Ценили не только за это, но и за быстрый ум, жизнерадостность, готовность внимательно слушать, запоминать, четко передавать главное, не увлекаясь отсебятиной, которая так свойственна пишущим мужчинам!..

А еще Варвара Дмитриевна чудо какая хорошенькая. Это, конечно, не самое главное, но рядом с хорошенькими и в политике как-то веселее.

В большой угловой комнате, где помещалась фракция кадетов, окна стояли открытыми весь день, можно выйти прямо в сад к деревянной решетке, увитой шток-розой, возле которой в теньке полеживал сейчас полный тезка британского премьер-министра, и там, на свободе, продолжить заседание. Впрочем, заседанием и не назовешь то, что происходило в угловой комнате с открытыми в потемкинский сад французскими окнами! Некогда тут заседать да беседовать! Такие дела творятся! Нужно с лету, на ходу, в короткий перерыв между прениями и голосованиями составить язвительный, уничижительный ответ на министерскую речь, наметить ораторов, полных неизжитого гнева против неограниченного самодержавия. Перерыв, устраиваемый председателем Муромцевым, не охлаждал горячие головы, а еще больше распалял их!..

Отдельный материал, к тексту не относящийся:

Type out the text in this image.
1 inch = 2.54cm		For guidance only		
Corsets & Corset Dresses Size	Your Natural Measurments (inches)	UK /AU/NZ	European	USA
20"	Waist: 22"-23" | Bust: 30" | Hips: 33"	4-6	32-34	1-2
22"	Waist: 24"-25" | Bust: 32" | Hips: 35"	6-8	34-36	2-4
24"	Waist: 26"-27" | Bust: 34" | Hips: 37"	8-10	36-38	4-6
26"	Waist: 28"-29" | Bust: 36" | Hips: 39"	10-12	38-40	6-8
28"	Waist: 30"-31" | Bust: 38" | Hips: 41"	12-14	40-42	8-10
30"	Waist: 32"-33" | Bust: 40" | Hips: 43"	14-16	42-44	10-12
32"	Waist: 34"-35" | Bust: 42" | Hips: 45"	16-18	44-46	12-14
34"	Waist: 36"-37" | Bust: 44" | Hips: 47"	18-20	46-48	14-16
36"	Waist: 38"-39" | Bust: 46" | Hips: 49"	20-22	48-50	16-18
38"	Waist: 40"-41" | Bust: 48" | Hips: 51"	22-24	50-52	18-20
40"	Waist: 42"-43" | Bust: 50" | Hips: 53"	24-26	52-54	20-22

Из залы заседаний взбудораженные депутаты приносили с собой в кулуары «пульсацию прений». Здесь можно было не опасаться чужих ушей, не считаться с произведенным впечатлением, тут собирались «свои», понимающие, горящие общностью идей и настроений.

Вот и хорошенькая Варвара Дмитриевна горела. Князь Шаховской в свое время настоятельно рекомендовал товарищам по кадетской партии принять госпожу Звонкову в свои ряды, хотя заслуг у нее было маловато и политически она была не слишком подготовлена, впрочем идеи конституционных демократов разделяла всей душой. Но он настаивал и в конце концов убедил – партия только выиграет, если в мужском ареопаге будет женщина.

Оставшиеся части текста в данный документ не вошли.